Sehr frei nach Shakespeare.

Unser Hallenbad soll im Winter aus Energiespargründen geschlossen bleiben. Das hat der Aufsichtsrat unserer Stadtwerke beschlossen, übrigens gegen das Votum des Geschäftsführers. Es hat natürlich Auswirkungen in weite Teile der Gesellschaft, nicht nur bei uns, dürfte diese oder eine ähnliche Diskussion doch in vielen Städten geführt werden.
Ich kann ein Stück weit sogar die Probleme verstehen, in denen die Verantwortlichen (die zumindest hier bei uns zum großen Teil aus ehrenamtlichen Lokalpolitikern bestehen) nichtschwimmerwassertief stecken:
Sie werden für ihre verantwortungsvolle Tätigkeit nicht „fürstlich“ bezahlt, sollen mit den Geldern der Allgemeinheit sparsam und ordentlich umgehen, ziehen sich viel Unmut aus der Bürgerschaft zu (egal, wie sie entscheiden), haben wenig Freizeit und vieles andere.

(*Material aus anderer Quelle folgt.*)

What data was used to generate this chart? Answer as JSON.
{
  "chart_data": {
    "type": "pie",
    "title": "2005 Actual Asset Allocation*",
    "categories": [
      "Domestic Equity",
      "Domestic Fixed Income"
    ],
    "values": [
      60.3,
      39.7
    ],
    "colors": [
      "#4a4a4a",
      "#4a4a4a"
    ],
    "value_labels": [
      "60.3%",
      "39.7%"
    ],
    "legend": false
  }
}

Aber es zeigt sich zunehmend, dass in den letzten Jahren immer mehr Gemeinschaftsgut (wie öffentliche Bibliotheken, Theater, Sport- und Freizeiteinrichtungen, Schulen, allgemeine Infrastruktur) kaputtgespart oder deren gesellschaftlicher Nutzen kleingeredet wurde.
Geld regiert(e) die Welt, Allgemeinvermögen wurde privatisiert, Prestigeobjekte (die in Deutschland zumindest ja auch regelmäßig eher für Spott als Prestige sorgen) durchgeboxt, aber Verluste materieller oder immaterieller Art wurden sozialisiert.
Und nun haben wir den Salat.

Heute hat es mir gereicht, ich habe einen Leserkommentar an unsere Lokalzeitung geschrieben. Ich weiß gar nicht so recht, aus welcher Motivation heraus, denn meist gehen mir die zwei Handvoll (meist) Männer fürchterlich auf den Keks, die gern und ausufernd ihren Senf zu allem dazugeben.

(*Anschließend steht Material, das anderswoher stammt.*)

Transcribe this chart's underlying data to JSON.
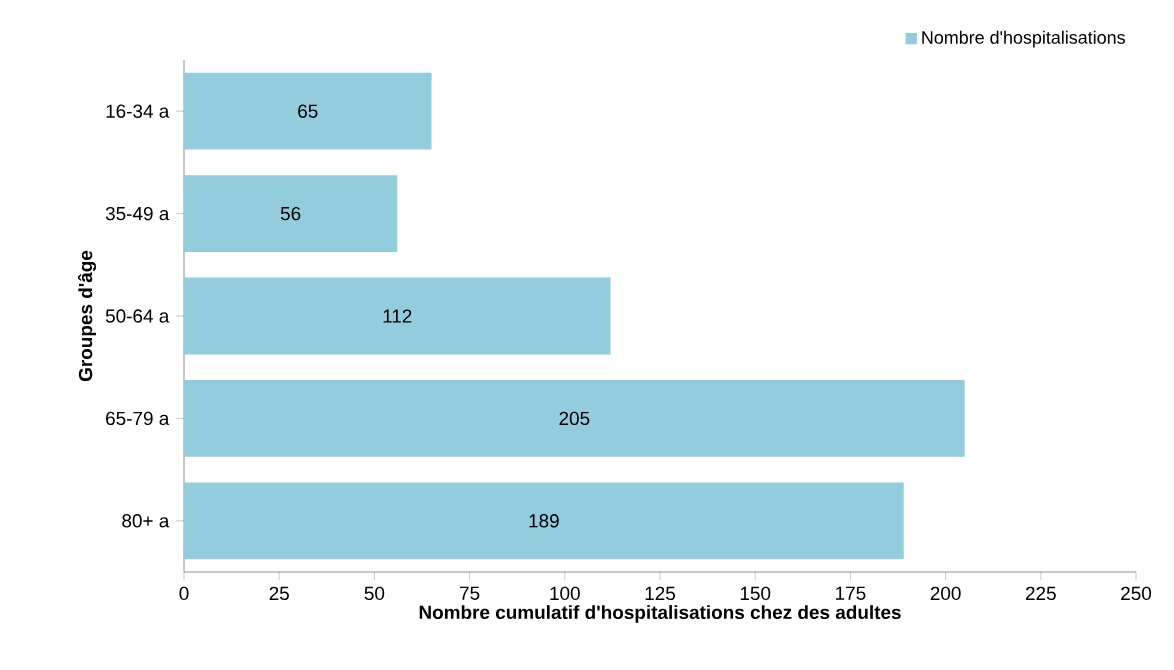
{
  "chart_data": {
    "type": "bar",
    "orientation": "horizontal",
    "xlabel": "Nombre cumulatif d'hospitalisations chez des adultes",
    "ylabel": "Groupes d'âge",
    "categories": [
      "16-34 a",
      "35-49 a",
      "50-64 a",
      "65-79 a",
      "80+ a"
    ],
    "series": [
      {
        "name": "Nombre d'hospitalisations",
        "color": "#93cddd",
        "values": [
          65,
          56,
          112,
          205,
          189
        ]
      }
    ],
    "xlim": [
      0,
      250
    ],
    "xticks": [
      0,
      25,
      50,
      75,
      100,
      125,
      150,
      175,
      200,
      225,
      250
    ],
    "data_labels": true,
    "legend": "top right",
    "grid": false
  }
}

Kinder und Jugendliche, Menschen, die aus beruflichen oder ehrenamtlichen Gründen eine fundierte Schwimmausbildung (samt kontinuierlichem Training) benötigen, und übrigens auch Senioren oder chronisch Erkrankte, denen aus gesundheitlichen Gründen mitunter nur noch das gelenkschonende Schwimmen für die Fitness als sportliche Betätigung bleibt.
Das sind in allererster Linie die Betroffenen. Also wieder einmal diejenigen, die keine große Lobby haben oder für das Funktionieren von Sicherheit und Freizeitangeboten unverzichtbar sind.

Natürlich muss aus vielen Gründen an allen Stellen überlegt werden, wo und wie das Energiesparen sinnvoll und machbar ist, aber es muss auch immer die Zukunft der Gesellschaft im Blick sein. Und das sehe ich bei manchen Maßnahmen im Augenblick nicht.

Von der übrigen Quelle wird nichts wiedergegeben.